Facebook founder Mark Zuckerberg likes to keep the office at just 15C (59F), reveals CEO Sheryl Sandberg in her new book Lean In. So is this really the best temperature for productivity?
His reasoning isn't clear. The perilously low temperature might be a way to save money on heating, or a sign he personally struggles to keep cool. Most likely though, it's an attempt to maximise productivity, to keep his employees alert – a tactic sometimes used by parents determined to raise child prodigies. But is this a brilliant idea, or a deeply misguided move?

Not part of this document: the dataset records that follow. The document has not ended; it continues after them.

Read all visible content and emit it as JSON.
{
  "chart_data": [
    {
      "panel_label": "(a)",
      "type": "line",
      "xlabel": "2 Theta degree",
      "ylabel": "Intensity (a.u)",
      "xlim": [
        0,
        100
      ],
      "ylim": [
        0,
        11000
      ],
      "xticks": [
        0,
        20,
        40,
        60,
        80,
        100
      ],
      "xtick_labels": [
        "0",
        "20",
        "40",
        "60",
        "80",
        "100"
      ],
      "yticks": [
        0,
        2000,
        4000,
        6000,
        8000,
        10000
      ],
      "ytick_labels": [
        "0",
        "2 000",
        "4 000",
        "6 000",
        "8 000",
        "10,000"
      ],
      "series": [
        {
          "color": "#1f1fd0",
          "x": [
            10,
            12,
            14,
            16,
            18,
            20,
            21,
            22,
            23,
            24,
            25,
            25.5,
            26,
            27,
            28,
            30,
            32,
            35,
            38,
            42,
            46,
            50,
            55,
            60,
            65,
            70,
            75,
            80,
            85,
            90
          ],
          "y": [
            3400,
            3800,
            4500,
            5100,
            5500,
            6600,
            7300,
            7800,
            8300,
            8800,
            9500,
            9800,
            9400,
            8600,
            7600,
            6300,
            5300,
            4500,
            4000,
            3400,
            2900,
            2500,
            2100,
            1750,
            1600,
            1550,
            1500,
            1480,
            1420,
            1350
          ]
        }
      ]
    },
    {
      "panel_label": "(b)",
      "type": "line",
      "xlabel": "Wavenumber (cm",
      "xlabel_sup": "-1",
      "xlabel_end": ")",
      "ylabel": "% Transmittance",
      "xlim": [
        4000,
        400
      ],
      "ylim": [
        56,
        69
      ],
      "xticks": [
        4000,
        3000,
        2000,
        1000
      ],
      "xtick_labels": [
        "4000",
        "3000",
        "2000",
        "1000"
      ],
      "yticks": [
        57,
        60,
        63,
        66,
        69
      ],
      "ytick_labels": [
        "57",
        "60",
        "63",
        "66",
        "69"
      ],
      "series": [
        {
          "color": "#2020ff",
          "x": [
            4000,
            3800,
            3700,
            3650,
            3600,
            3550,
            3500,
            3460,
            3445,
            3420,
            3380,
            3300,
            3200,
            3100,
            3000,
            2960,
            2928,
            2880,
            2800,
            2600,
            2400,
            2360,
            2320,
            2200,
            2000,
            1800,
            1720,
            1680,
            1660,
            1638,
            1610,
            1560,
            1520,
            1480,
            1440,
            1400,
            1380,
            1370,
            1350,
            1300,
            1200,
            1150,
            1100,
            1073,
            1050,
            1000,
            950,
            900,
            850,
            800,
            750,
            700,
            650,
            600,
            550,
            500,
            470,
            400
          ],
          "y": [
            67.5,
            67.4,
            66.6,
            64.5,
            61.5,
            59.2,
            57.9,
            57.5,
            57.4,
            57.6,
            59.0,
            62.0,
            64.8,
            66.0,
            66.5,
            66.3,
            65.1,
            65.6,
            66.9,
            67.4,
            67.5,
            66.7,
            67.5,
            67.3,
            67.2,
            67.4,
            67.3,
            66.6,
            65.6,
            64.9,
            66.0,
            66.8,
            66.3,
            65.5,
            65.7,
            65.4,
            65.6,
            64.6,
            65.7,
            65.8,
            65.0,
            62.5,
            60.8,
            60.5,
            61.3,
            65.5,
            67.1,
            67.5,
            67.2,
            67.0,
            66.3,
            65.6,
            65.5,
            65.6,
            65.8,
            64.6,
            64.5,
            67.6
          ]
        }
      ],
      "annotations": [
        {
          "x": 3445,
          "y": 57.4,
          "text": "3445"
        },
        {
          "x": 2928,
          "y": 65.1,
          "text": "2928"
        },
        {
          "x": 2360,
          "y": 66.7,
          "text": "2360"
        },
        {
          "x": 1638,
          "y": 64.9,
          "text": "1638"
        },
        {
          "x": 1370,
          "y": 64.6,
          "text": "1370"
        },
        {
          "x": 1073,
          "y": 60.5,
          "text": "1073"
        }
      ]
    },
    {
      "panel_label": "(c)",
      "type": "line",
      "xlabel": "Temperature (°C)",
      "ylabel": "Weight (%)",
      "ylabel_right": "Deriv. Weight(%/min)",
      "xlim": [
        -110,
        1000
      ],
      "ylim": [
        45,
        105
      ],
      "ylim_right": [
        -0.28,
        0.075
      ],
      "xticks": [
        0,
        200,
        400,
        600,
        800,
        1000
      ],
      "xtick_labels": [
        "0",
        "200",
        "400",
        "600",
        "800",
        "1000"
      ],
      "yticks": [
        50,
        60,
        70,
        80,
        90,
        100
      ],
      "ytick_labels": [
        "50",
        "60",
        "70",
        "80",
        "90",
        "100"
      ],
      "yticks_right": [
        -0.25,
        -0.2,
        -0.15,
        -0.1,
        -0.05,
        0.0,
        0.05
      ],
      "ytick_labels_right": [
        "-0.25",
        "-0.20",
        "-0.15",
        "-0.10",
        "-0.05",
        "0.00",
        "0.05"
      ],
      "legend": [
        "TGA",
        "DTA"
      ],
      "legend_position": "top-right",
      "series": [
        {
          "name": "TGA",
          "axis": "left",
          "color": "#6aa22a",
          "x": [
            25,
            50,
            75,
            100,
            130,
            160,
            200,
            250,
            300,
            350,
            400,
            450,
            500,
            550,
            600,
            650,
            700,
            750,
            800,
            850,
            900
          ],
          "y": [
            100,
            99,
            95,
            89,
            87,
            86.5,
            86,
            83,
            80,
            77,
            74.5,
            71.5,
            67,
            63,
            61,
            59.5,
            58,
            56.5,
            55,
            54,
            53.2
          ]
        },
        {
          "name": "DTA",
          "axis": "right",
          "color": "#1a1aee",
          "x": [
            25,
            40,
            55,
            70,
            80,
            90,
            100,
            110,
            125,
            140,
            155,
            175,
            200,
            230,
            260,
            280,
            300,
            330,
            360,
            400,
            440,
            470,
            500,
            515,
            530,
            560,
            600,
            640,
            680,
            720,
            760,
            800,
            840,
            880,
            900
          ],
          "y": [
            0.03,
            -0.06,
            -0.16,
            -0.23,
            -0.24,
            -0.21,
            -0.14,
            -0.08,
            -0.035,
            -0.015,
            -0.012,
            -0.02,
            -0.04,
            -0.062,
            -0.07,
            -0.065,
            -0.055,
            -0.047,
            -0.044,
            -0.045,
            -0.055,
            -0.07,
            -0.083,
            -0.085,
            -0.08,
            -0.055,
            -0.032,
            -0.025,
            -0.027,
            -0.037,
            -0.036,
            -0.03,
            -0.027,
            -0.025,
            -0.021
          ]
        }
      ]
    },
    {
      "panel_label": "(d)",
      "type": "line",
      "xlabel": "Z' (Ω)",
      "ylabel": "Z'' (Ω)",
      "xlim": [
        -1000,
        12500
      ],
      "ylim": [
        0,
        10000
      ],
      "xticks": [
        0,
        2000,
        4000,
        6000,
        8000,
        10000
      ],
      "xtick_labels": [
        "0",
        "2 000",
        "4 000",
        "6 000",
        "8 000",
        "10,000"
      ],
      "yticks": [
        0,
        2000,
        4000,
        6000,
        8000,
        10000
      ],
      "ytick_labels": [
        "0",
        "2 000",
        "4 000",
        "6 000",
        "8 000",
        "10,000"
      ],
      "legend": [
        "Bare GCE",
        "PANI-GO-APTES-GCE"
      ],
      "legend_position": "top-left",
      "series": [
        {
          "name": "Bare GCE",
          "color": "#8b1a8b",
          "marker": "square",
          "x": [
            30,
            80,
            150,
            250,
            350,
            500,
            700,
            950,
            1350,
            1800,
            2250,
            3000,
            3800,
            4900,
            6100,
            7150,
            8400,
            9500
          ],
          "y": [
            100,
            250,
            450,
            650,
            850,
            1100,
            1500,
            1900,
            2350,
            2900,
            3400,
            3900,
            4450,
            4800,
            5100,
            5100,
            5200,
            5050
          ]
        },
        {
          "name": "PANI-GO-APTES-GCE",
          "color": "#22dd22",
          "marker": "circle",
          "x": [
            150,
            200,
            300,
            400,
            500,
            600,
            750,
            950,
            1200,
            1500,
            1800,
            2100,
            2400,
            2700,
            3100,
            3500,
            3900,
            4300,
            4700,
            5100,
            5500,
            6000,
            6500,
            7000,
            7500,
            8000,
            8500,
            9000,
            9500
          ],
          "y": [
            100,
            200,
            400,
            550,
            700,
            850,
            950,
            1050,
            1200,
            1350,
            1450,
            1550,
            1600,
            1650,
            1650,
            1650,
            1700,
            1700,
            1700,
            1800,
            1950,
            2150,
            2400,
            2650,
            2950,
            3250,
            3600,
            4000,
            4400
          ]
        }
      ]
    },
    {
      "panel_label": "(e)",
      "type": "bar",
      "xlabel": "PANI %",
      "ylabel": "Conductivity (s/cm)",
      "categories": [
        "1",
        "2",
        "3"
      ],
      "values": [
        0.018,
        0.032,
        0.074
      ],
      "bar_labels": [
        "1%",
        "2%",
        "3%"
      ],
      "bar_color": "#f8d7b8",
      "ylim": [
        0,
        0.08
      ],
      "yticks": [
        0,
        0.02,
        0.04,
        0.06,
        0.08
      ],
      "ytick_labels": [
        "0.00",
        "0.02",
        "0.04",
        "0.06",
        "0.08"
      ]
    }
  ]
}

The evidence points to the latter. Facebook's office is cold: in the UK the Chartered Institute of Building Services Engineers recommends an office temperature of 20C. And, according to research, this is still below the optimum level for productivity. In 2006, a study by the Helsinki University of Technology found performance peaked in an office heated to around 22C, while a month-long 2004 study by Cornell University in New York put the ideal level even higher, at 25C. The Cornell study found that when an office was heated to that temperature, workers typed 100% of the time and had a 10% error rate; at 20C, they typed 54% of the time, and had a 25% error rate.
Higher than 25C, the benefits apparently drop off, with the Helsinki study showing that when temperatures reach more than 31C we become even less productive than in a 15C chill. The fact is, unusual heat or cold is distracting, forcing us to expend energy on regulating body temperature. It can also make us fractious – a 2009 survey of US workers found 10% had fought with a colleague about office temperature. All in all, it seems, Zuckerberg should fire up those radiators tout de suite.